Open MPI logo

Open MPI User's Mailing List Archives

  |   Home   |   Support   |   FAQ   |   all Open MPI User's mailing list

Subject: Re: [OMPI users] [EXTERNAL] Possible memory leak(s) in OpenMPI 1.6.3?
From: Barrett, Brian W (bwbarre_at_[hidden])
Date: 2013-01-21 17:50:20


Thanks for the bug report. I've fixed the leak in our development branch and it should make its way to both the 1.6 and 1.7 release series.

Brian

On 1/21/13 6:53 AM, "Victor Vysotskiy" <victor.vysotskiy_at_[hidden]<mailto:victor.vysotskiy_at_[hidden]>> wrote:

Since my question unanswered for 4 days, I repeat the original post.

Dear Developers,

I am running into memory problems when creating/allocating MPI's window and its memory frequently. Below is listed a sample code reproducing the problem:

#include <stdio.h>
#include <mpi.h>
#define NEL 8
#define NTIMES 1000000

int main (int argc,char *argv[]) {
  int i;
  double w[NEL];
  MPI_Aint win_size,warr_size;
  MPI_Win *win;

  win_size=sizeof(MPI_Win);
  warr_size=sizeof(MPI_DOUBLE)*NEL;

  MPI_Init (&argc, &argv);

  for(i=0;i<NTIMES;i++) {
      MPI_Alloc_mem(win_size,MPI_INFO_NULL,&win);

      MPI_Win_create(w,warr_size,sizeof(double),MPI_INFO_NULL,MPI_COMM_WORLD,win);
      MPI_Win_free(win);

      MPI_Free_mem(win);
  }

  MPI_Finalize();

  return 0;

}

During of the execution of this program it is eating more and more memory, regardless of Linux distribution and gcc version used.

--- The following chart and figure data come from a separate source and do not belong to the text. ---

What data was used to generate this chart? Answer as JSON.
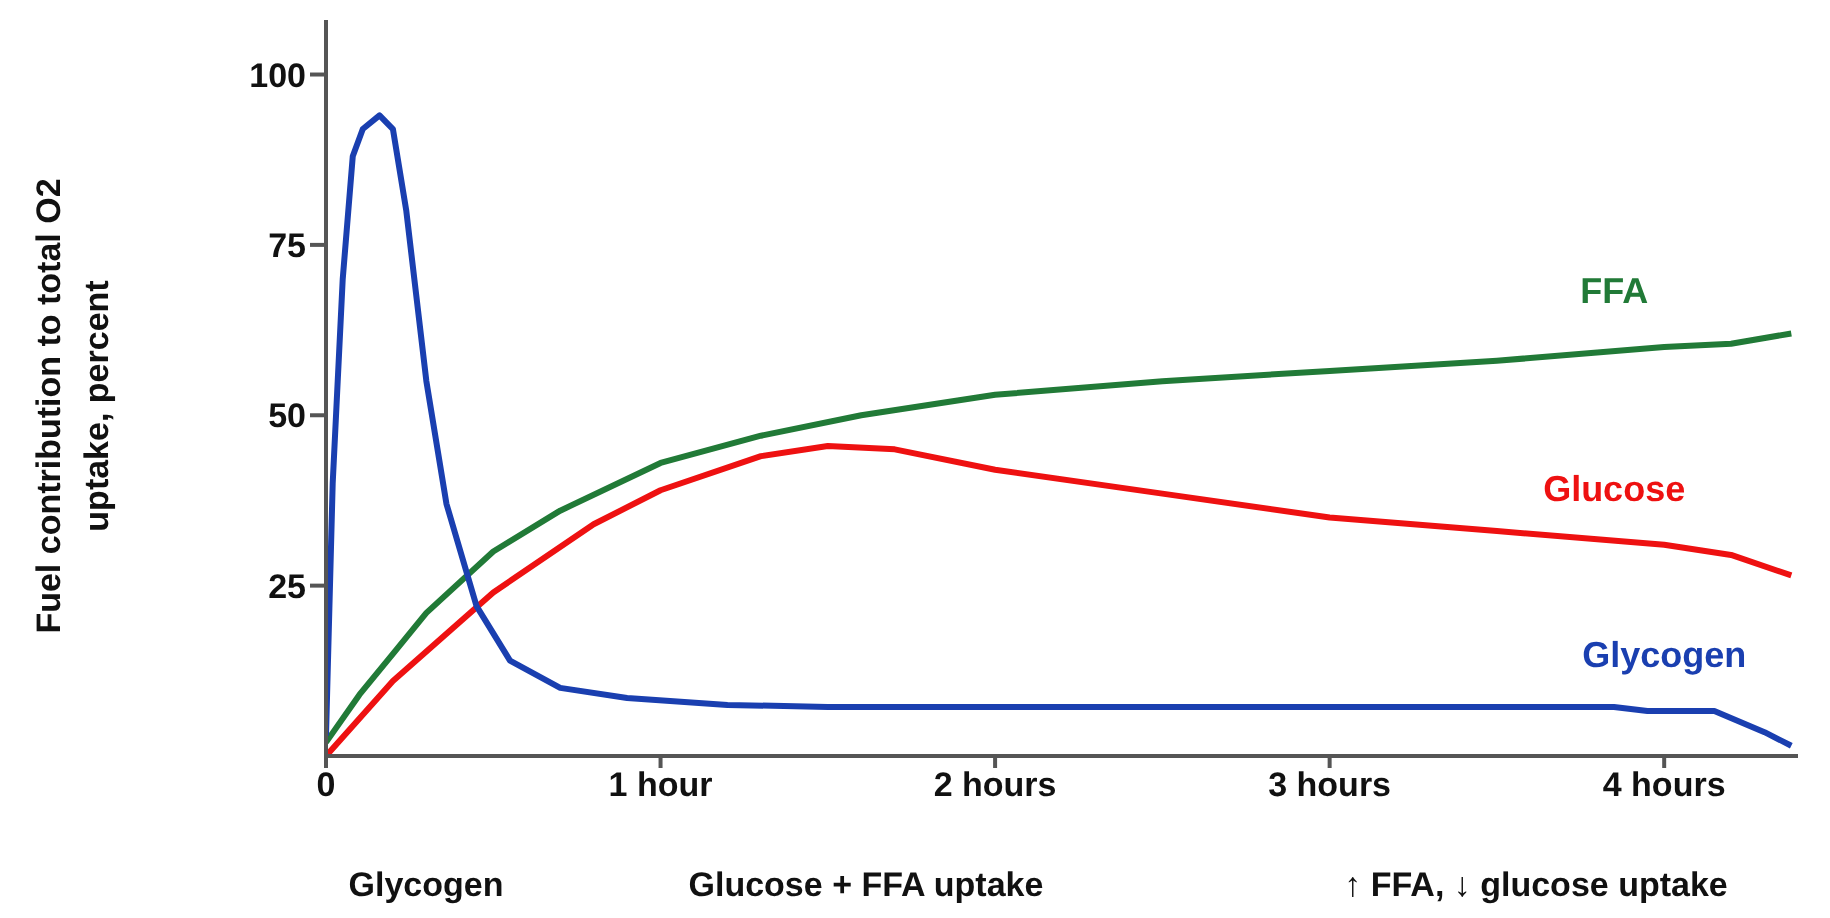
{
  "chart_data": {
    "type": "line",
    "ylabel": "Fuel contribution to total O2 uptake, percent",
    "xlim": [
      0,
      4.4
    ],
    "xticks": [
      0,
      {
        "value": 1,
        "label": "1 hour"
      },
      {
        "value": 2,
        "label": "2 hours"
      },
      {
        "value": 3,
        "label": "3 hours"
      },
      {
        "value": 4,
        "label": "4 hours"
      }
    ],
    "ylim": [
      0,
      108
    ],
    "yticks": [
      25,
      50,
      75,
      100
    ],
    "marker": "none",
    "series": [
      {
        "name": "FFA",
        "color": "#217a37",
        "x": [
          0,
          0.1,
          0.2,
          0.3,
          0.5,
          0.7,
          1,
          1.3,
          1.6,
          2,
          2.5,
          3,
          3.5,
          4,
          4.2,
          4.38
        ],
        "values": [
          2,
          9,
          15,
          21,
          30,
          36,
          43,
          47,
          50,
          53,
          55,
          56.5,
          58,
          60,
          60.5,
          62
        ]
      },
      {
        "name": "Glucose",
        "color": "#ee1111",
        "x": [
          0,
          0.2,
          0.5,
          0.8,
          1,
          1.3,
          1.5,
          1.7,
          2,
          2.5,
          3,
          3.5,
          4,
          4.2,
          4.38
        ],
        "values": [
          0,
          11,
          24,
          34,
          39,
          44,
          45.5,
          45,
          42,
          38.5,
          35,
          33,
          31,
          29.5,
          26.5
        ]
      },
      {
        "name": "Glycogen",
        "color": "#1a3fb0",
        "x": [
          0,
          0.02,
          0.05,
          0.08,
          0.11,
          0.16,
          0.2,
          0.24,
          0.3,
          0.36,
          0.45,
          0.55,
          0.7,
          0.9,
          1.2,
          1.5,
          2,
          3,
          3.85,
          3.95,
          4.15,
          4.3,
          4.38
        ],
        "values": [
          3,
          40,
          70,
          88,
          92,
          94,
          92,
          80,
          55,
          37,
          22,
          14,
          10,
          8.5,
          7.5,
          7.2,
          7.2,
          7.2,
          7.2,
          6.6,
          6.6,
          3.5,
          1.5
        ]
      }
    ],
    "annotations": [
      "Glycogen",
      "Glucose + FFA uptake",
      "↑ FFA, ↓ glucose uptake"
    ]
  }
}
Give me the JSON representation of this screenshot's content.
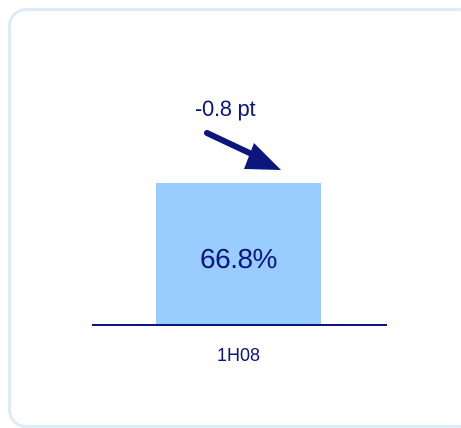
{
  "chart_data": {
    "type": "bar",
    "categories": [
      "1H08"
    ],
    "values": [
      66.8
    ],
    "data_labels": [
      "66.8%"
    ],
    "annotation": "-0.8 pt",
    "title": "",
    "xlabel": "",
    "ylabel": "",
    "ylim": [
      0,
      100
    ],
    "grid": false
  },
  "colors": {
    "bar": "#99ccff",
    "text": "#0b167f",
    "axis": "#0b167f",
    "panel_border": "#dcecf8"
  }
}
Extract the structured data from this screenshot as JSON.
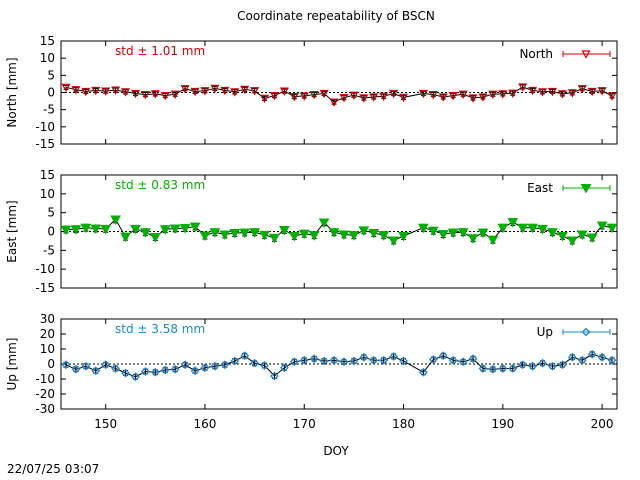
{
  "title": "Coordinate repeatability of BSCN",
  "timestamp": "22/07/25 03:07",
  "chart_data": [
    {
      "type": "line",
      "component": "North",
      "ylabel": "North [mm]",
      "xlim": [
        145.5,
        201.5
      ],
      "ylim": [
        -15,
        15
      ],
      "yticks": [
        15,
        10,
        5,
        0,
        -5,
        -10,
        -15
      ],
      "stat_label": "std ± 1.01 mm",
      "legend": "North",
      "legend_position": "top-right",
      "color": "#cc0000",
      "marker": "triangle-down-open",
      "zero_line": true,
      "error": 0.6,
      "x": [
        146,
        147,
        148,
        149,
        150,
        151,
        152,
        153,
        154,
        155,
        156,
        157,
        158,
        159,
        160,
        161,
        162,
        163,
        164,
        165,
        166,
        167,
        168,
        169,
        170,
        171,
        172,
        173,
        174,
        175,
        176,
        177,
        178,
        179,
        180,
        182,
        183,
        184,
        185,
        186,
        187,
        188,
        189,
        190,
        191,
        192,
        193,
        194,
        195,
        196,
        197,
        198,
        199,
        200,
        201
      ],
      "values": [
        1.5,
        0.8,
        0.3,
        0.6,
        0.4,
        0.7,
        0.2,
        -0.3,
        -0.6,
        -0.4,
        -0.9,
        -0.5,
        1.1,
        0.3,
        0.5,
        1.2,
        0.6,
        0.2,
        0.9,
        0.5,
        -1.7,
        -0.9,
        0.4,
        -1.2,
        -1.0,
        -0.6,
        -0.3,
        -2.8,
        -1.5,
        -0.8,
        -1.6,
        -1.3,
        -1.1,
        -0.3,
        -1.4,
        -0.3,
        -0.6,
        -1.3,
        -0.9,
        -0.5,
        -1.6,
        -1.3,
        -0.5,
        -0.4,
        -0.2,
        1.6,
        0.6,
        0.2,
        0.3,
        -0.4,
        -0.1,
        1.1,
        0.3,
        0.5,
        -1.0
      ]
    },
    {
      "type": "line",
      "component": "East",
      "ylabel": "East [mm]",
      "xlim": [
        145.5,
        201.5
      ],
      "ylim": [
        -15,
        15
      ],
      "yticks": [
        15,
        10,
        5,
        0,
        -5,
        -10,
        -15
      ],
      "stat_label": "std ± 0.83 mm",
      "legend": "East",
      "legend_position": "top-right",
      "color": "#00b000",
      "marker": "triangle-down-filled",
      "zero_line": true,
      "error": 0.9,
      "x": [
        146,
        147,
        148,
        149,
        150,
        151,
        152,
        153,
        154,
        155,
        156,
        157,
        158,
        159,
        160,
        161,
        162,
        163,
        164,
        165,
        166,
        167,
        168,
        169,
        170,
        171,
        172,
        173,
        174,
        175,
        176,
        177,
        178,
        179,
        180,
        182,
        183,
        184,
        185,
        186,
        187,
        188,
        189,
        190,
        191,
        192,
        193,
        194,
        195,
        196,
        197,
        198,
        199,
        200,
        201
      ],
      "values": [
        0.5,
        0.6,
        1.0,
        0.8,
        0.7,
        3.2,
        -1.4,
        0.7,
        -0.2,
        -1.5,
        0.6,
        0.8,
        0.9,
        1.3,
        -1.1,
        -0.2,
        -0.8,
        -0.4,
        -0.3,
        -0.2,
        -0.9,
        -1.7,
        0.4,
        -1.2,
        -0.6,
        -1.0,
        2.4,
        -0.2,
        -0.8,
        -1.0,
        0.3,
        -0.4,
        -1.0,
        -2.4,
        -1.2,
        1.0,
        0.2,
        -0.7,
        -0.3,
        -0.2,
        -1.8,
        -0.3,
        -2.2,
        1.0,
        2.5,
        1.0,
        1.0,
        0.7,
        -0.2,
        -1.2,
        -2.4,
        -0.8,
        -1.6,
        1.6,
        1.0
      ]
    },
    {
      "type": "line",
      "component": "Up",
      "ylabel": "Up [mm]",
      "xlim": [
        145.5,
        201.5
      ],
      "ylim": [
        -30,
        30
      ],
      "yticks": [
        30,
        20,
        10,
        0,
        -10,
        -20,
        -30
      ],
      "stat_label": "std ± 3.58 mm",
      "legend": "Up",
      "legend_position": "top-right",
      "color": "#1e88d6",
      "marker": "diamond-open",
      "zero_line": true,
      "error": 1.6,
      "x": [
        146,
        147,
        148,
        149,
        150,
        151,
        152,
        153,
        154,
        155,
        156,
        157,
        158,
        159,
        160,
        161,
        162,
        163,
        164,
        165,
        166,
        167,
        168,
        169,
        170,
        171,
        172,
        173,
        174,
        175,
        176,
        177,
        178,
        179,
        180,
        182,
        183,
        184,
        185,
        186,
        187,
        188,
        189,
        190,
        191,
        192,
        193,
        194,
        195,
        196,
        197,
        198,
        199,
        200,
        201
      ],
      "values": [
        -0.5,
        -3.5,
        -1.5,
        -4.5,
        -0.5,
        -3.0,
        -6.0,
        -8.5,
        -5.0,
        -5.5,
        -4.0,
        -3.5,
        -0.5,
        -4.5,
        -2.5,
        -1.5,
        -0.5,
        2.0,
        5.5,
        0.5,
        -1.0,
        -8.0,
        -2.5,
        1.5,
        2.5,
        3.5,
        2.0,
        2.5,
        1.5,
        2.0,
        4.5,
        2.5,
        2.5,
        5.0,
        2.0,
        -5.5,
        3.0,
        5.5,
        2.5,
        1.5,
        3.5,
        -3.0,
        -3.5,
        -3.0,
        -3.0,
        -0.5,
        -1.5,
        0.5,
        -1.5,
        -0.5,
        4.5,
        2.5,
        6.5,
        4.5,
        2.5
      ]
    }
  ],
  "x_axis": {
    "label": "DOY",
    "ticks": [
      150,
      160,
      170,
      180,
      190,
      200
    ]
  }
}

Indeed, I have already reproduced the problem on 32-bit Ubuntu 12.04.1 && gcc-4.6.3, and 64-bit Cent OS 5.8 && gcc 4.6.2. For instance, below is listed the corresponding Valgrind's (massif) results on the runtime memory usage:

Command: ./mleak.win
ms_print arguments: massif.out.15028
  n time(ms) total(B) useful-heap(B) )
  1 10,960 4,290,024 3,986,911
  2 26,979 5,248,248 4,562,911
  3 42,586 6,174,440 5,118,311
  4 54,892 6,904,736 5,556,391
  5 69,562 7,771,088 6,074,535
  6 79,334 8,351,144 6,422,575
  7 90,920 9,038,208 6,834,799
  8 103,449 9,787,760 7,286,215
  9 115,984 10,534,056 7,734,511
 10 130,692 11,407,016 8,258,287
 11 146,637 12,352,376 8,825,503
 12 155,095 12,854,016 9,126,487
 13 163,884 13,376,016 9,439,687
 14 173,036 13,919,256 9,765,631
 15 182,559 14,484,488 10,104,751
 16 192,465 15,072,688 10,457,671
 17 202,770 15,684,768 10,824,919
 18 213,499 16,321,768 11,207,119
 19 224,658 16,984,608 11,604,823
 20 236,275 17,674,320 12,018,631
 21 248,366 18,392,040 12,449,263
 22 260,954 19,138,960 12,897,415
 23 274,111 19,916,152 13,363,711
 24 287,781 20,724,912 13,848,967
 25 302,012 21,566,552 14,353,951
 26 316,817 22,442,344 14,879,407
 27 332,189 23,353,664 15,426,199
 28 348,179 24,301,984 15,995,191
 29 364,829 25,288,816 16,587,271
 30 373,404 25,797,176 16,892,287
 31 382,159 26,315,736 17,203,423
 32 391,086 26,844,696 17,520,799
 33 400,196 27,384,336 17,844,583
 34 409,491 27,934,808 18,174,847
 35 418,958 28,496,328 18,511,759
 36 428,621 29,069,168 18,855,463
 37 438,478 29,653,488 19,206,055
 38 448,539 30,249,560 19,563,679
 39 458,806 30,857,640 19,928,527
 40 469,271 31,477,920 20,300,695
 41 479,955 32,110,680 20,680,351
 42 490,849 32,756,120 21,067,615
 43 501,960 33,414,552 21,462,655
 44 513,294 34,086,232 21,865,663
 45 524,859 34,771,392 22,276,759
 46 536,729 35,470,304 22,696,087
 47 548,772 36,183,304 23,123,887
 48 561,047 36,910,624 23,560,279
 49 573,561 37,652,544 24,005,431
 50 579,928 38,029,080 24,231,343
 51 586,337 38,409,376 24,459,511
 52 592,820 38,793,496 24,689,983
 53 599,367 39,181,456 24,922,759
 54 605,983 39,573,296 25,157,863
 55 612,664 39,969,056 25,395,319
 56 619,412 40,368,776 25,635,151
 57 626,225 40,772,488 25,877,359
 58 633,113 41,180,248 26,122,015
 59 640,071 41,592,088 26,369,119
 60 647,095 42,008,048 26,618,695
 61 654,192 42,428,168 26,870,767
 62 661,358 42,852,488 27,125,359
 63 668,594 43,281,040 27,382,471
 64 675,905 43,713,880 27,642,175

On the other hand, the MPICH2 and MVAPICH2 binaries are always used a constant amount of memory during the execution of this test.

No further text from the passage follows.